For buyers, the system story is the point: fewer HBM dollars where bandwidth doesn’t dominate, and a fabric plan that preserves latency on decode while scaling prefill elastically.

Operator impact: scheduling, SLOs, and utilization

Rubin CPX changes resource planning for long-context services. Prefill-heavy jobs can be steered to CPX trays, with decode capacity sized to protect tail latency. The practical question becomes ratio-setting: how much prefill relative to decode given context length distributions, batch sizes, and service-level objectives.

Higher FLOPS-per-dollar for context builds by shifting to GDDR7 and simpler packaging
Lower dependence on HBM supply, reducing memory ASP exposure at rack scale
Denser prefill nodes under liquid cooling, with fabrics prioritized for decode

Two cautions follow. First, underprovisioning HBM decode nodes will inflate tail latency even if prefill is abundant. Second, long-context prompts drive steady KV-cache growth, so schedulers must avoid backplane contention by batching and routing with cache movement in mind. Teams should expect to expose CPX-aware placement controls in their inference stacks and to track utilization and token-latency histograms to tune the prefill/decode ratio over time.

Economics: perf/W, cost structure, and where savings accrue

The economic thesis is straightforward. GDDR7 reduces memory $/GB versus HBM and sidesteps interposers and HBM stack attach. That lowers package cost, increases assembly throughput, and concentrates silicon budget on compute and register files—the elements that move prefill math. For long-context inference, the result is higher perf/W and FLOPS-per-dollar on the phase where most cycles are spent, with decode preserved on HBM for latency and bandwidth.

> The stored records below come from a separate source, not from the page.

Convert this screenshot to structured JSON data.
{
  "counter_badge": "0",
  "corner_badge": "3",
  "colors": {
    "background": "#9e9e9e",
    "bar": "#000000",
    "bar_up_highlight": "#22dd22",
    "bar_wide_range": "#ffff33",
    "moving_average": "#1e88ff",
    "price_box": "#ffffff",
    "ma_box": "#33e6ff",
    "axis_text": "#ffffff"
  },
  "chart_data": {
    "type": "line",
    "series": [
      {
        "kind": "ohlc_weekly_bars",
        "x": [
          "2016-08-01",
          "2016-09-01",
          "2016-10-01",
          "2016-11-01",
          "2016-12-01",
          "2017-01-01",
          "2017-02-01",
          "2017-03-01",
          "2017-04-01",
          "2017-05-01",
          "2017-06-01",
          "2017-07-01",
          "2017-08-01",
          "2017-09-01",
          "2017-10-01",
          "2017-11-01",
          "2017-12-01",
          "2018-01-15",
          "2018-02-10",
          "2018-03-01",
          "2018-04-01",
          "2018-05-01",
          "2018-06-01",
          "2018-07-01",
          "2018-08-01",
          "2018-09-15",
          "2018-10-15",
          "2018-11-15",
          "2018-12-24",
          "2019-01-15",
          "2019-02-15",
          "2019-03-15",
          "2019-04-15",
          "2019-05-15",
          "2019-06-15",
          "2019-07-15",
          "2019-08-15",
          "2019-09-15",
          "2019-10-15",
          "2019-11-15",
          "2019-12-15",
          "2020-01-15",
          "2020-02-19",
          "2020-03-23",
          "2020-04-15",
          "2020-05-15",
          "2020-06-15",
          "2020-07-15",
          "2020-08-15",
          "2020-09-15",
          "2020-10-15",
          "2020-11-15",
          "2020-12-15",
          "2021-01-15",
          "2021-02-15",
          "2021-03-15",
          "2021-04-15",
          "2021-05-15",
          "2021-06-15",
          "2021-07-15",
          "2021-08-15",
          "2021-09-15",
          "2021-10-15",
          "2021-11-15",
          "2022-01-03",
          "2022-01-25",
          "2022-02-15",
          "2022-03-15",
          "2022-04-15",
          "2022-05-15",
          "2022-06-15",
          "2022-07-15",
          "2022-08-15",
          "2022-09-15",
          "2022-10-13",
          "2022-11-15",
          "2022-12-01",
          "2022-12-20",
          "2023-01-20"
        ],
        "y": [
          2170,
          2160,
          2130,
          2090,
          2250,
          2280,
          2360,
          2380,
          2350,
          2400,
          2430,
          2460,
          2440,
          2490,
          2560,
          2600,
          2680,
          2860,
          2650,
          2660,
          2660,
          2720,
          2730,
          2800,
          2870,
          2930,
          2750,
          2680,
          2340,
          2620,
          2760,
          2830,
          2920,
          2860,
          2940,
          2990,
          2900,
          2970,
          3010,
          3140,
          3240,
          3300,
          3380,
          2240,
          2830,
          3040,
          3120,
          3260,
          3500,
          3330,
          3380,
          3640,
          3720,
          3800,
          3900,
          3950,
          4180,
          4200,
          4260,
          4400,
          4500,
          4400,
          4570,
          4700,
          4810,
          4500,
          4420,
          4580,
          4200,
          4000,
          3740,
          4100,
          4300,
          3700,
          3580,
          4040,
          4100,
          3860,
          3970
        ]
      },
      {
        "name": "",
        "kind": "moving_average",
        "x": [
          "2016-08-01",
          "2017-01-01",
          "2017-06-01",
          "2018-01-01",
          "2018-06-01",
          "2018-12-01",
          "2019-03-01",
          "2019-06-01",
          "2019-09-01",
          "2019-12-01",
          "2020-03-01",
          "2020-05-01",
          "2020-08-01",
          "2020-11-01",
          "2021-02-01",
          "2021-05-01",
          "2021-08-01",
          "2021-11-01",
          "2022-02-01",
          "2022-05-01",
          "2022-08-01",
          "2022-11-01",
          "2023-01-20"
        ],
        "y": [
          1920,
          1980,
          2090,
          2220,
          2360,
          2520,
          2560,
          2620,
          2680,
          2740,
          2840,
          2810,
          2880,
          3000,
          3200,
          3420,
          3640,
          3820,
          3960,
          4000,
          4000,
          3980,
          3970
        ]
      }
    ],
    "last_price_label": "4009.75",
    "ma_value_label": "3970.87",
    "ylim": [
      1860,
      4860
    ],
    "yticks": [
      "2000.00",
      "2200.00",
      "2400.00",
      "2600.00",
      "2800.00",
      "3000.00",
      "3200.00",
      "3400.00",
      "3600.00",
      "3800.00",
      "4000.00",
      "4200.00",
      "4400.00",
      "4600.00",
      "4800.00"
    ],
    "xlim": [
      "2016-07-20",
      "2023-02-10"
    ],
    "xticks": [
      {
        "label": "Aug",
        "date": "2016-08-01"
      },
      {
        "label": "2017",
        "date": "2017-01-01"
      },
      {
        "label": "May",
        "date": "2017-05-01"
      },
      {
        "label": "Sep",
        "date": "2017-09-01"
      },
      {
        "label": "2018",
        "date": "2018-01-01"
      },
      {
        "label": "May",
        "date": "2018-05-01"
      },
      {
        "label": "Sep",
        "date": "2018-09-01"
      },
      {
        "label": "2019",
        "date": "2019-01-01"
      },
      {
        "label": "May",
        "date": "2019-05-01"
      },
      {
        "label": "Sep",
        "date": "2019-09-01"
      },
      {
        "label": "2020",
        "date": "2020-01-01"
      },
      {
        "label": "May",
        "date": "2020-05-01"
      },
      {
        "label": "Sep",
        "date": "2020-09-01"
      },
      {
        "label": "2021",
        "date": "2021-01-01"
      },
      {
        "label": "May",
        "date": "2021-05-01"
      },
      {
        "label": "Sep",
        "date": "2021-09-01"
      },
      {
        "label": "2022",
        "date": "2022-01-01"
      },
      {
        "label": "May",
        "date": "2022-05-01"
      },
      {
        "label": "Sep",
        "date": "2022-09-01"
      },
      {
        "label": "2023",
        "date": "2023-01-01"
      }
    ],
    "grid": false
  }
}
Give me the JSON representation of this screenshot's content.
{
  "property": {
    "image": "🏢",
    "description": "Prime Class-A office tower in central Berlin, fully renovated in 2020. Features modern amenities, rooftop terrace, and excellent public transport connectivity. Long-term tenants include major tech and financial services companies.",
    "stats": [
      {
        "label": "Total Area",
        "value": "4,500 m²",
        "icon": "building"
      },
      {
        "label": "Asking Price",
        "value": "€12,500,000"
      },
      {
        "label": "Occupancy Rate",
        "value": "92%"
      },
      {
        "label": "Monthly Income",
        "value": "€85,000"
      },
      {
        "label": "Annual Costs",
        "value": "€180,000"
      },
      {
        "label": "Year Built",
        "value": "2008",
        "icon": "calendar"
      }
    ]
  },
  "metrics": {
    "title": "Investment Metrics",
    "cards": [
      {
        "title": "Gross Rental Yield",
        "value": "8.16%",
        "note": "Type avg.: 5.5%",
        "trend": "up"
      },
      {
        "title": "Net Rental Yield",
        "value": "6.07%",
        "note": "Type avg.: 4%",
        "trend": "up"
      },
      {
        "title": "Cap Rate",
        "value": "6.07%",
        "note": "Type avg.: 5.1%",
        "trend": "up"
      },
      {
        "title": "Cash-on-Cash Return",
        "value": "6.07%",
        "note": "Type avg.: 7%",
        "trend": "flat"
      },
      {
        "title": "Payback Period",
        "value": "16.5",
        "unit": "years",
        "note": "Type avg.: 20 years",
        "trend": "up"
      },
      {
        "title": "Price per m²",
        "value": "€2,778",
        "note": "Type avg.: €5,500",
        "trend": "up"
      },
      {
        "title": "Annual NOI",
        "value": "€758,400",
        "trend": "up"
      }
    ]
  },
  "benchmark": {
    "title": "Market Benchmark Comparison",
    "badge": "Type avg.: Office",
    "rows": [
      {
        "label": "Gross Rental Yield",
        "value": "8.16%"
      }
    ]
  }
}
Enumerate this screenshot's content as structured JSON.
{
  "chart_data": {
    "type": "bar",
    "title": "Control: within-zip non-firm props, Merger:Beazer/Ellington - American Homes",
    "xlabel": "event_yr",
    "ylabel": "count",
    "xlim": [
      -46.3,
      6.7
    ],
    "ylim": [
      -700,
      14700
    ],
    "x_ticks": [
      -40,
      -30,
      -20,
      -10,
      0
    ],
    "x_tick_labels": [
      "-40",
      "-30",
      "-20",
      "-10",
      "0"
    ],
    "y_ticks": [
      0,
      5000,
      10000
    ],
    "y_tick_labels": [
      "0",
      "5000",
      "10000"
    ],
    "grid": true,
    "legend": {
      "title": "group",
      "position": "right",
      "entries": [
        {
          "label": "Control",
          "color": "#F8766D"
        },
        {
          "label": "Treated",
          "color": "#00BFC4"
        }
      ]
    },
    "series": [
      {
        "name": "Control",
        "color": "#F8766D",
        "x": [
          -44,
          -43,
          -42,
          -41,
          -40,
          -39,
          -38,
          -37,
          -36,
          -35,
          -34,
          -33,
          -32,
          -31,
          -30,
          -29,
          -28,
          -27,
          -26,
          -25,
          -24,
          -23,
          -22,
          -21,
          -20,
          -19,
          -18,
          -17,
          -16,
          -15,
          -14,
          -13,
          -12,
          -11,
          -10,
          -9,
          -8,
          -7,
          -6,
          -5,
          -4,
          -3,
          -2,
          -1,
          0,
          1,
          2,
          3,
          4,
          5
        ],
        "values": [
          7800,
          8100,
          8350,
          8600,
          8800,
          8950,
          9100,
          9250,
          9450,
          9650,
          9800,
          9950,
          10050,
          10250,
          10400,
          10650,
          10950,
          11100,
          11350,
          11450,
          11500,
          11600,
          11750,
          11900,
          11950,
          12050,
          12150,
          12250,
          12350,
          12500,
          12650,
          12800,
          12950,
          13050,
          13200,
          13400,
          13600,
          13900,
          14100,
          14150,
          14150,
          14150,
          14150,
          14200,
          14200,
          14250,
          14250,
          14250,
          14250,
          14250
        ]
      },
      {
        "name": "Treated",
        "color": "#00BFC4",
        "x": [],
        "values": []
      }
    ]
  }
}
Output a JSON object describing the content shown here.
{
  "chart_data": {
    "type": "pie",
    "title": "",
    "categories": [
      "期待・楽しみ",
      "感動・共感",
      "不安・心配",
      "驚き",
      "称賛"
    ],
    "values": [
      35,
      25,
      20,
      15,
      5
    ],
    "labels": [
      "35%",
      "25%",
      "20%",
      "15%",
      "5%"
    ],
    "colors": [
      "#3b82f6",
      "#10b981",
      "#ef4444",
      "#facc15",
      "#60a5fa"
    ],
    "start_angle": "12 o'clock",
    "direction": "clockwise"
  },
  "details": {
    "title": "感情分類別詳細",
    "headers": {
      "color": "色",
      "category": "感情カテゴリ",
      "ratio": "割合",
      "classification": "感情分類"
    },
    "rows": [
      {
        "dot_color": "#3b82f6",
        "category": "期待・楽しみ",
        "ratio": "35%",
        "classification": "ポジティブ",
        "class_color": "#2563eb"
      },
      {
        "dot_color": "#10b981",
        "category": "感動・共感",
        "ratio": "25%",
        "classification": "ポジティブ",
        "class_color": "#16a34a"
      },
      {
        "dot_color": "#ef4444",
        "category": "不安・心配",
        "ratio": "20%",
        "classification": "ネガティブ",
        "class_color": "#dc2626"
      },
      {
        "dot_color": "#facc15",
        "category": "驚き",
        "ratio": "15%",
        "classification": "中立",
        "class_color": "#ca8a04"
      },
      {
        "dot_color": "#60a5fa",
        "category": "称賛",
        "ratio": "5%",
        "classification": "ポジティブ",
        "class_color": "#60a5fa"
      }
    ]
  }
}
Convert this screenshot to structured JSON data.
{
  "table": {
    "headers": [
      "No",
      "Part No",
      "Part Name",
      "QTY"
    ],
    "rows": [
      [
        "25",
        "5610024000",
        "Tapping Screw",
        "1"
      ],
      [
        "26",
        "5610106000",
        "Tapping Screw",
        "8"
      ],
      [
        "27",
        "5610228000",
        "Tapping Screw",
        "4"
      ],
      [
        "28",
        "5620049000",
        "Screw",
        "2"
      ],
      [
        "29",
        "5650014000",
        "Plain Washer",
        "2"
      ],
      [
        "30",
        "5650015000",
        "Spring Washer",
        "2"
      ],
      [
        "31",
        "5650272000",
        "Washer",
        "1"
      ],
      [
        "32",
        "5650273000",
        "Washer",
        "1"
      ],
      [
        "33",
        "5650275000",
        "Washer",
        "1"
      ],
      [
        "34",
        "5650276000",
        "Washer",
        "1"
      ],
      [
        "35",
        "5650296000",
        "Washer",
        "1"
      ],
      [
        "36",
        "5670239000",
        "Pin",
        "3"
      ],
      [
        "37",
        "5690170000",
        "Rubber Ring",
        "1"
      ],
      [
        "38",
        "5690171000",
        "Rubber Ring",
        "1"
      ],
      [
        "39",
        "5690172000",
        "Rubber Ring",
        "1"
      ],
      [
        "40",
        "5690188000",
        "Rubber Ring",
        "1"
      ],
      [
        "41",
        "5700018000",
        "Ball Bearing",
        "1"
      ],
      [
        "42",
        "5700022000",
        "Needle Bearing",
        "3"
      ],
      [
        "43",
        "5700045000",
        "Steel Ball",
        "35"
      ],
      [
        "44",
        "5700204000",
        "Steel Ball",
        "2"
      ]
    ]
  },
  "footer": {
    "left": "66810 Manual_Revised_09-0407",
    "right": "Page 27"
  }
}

In practice, savings show up in three places: the memory bill of materials (more GDDR7, fewer HBM stacks purchased per unit of prefill work), cooling (liquid loops right-sized to lower prefill node heat flux), and network topology (fabrics aligned to KV-cache and activation movement rather than brute-force all-to-all). NVIDIA’s own framing and third-party system analyses converge on the same point: CPX complements, rather than replaces, bandwidth-first decode parts, and that complement unlocks rack-level efficiency gains without sacrificing end-to-end latency (NVIDIA developer blog).

Supply chain and capacity considerations

HBM availability and pricing have constrained many AI build-outs. CPX’s GDDR7 orientation opens a parallel supply channel through commodity DRAM ecosystems and mainstream OSAT flows. That spreads risk away from HBM stack yields and interposer capacity, letting buyers scale prefill capacity even when HBM remains the bottleneck. The implication is a more elastic capacity curve: prefill can expand with demand and budget, while decode stays gated by HBM and fabric availability (SemiAnalysis).

Coordination still matters. If workloads skew shorter, CPX utilization will dip; if contexts run longer than planned, decode pressure rises. These are planning problems, not architectural flaws, and they push operators toward finer-grained telemetry, adaptive batching, and explicit prefill routing in their schedulers.

Adoption outlook: where Rubin CPX lands first

Early deployments will target products where context length is a differentiator: code assistants over large repositories, retrieval-augmented systems with deep histories, and multimodal agents that span hour-scale audio/video. As pilots demonstrate utilization and scheduler maturity, hyperscalers will tune their CPX-to-decode ratios by observed context distributions and SLOs. The near-term draw is obvious: lower HBM exposure during prefill, better perf/W where the cycles accrue, and a rack SKU that mirrors how long-context inference actually runs at scale (SemiAnalysis).

Looking ahead, expect CPX-aware scheduling features to surface in mainstream inference stacks and for cloud providers to expose instance types or cluster profiles that call out prefill capacity explicitly. As second-wave racks arrive and operators gain confidence in utilization models, prefill-optimized nodes should take a growing share of incremental inference capex for long-context services. If HBM supply tightness persists beyond initial rollouts, CPX-like designs will likely propagate across vendors, cementing a two-tier topology where compute-dense GDDR nodes and bandwidth-dense HBM nodes scale semi-independently.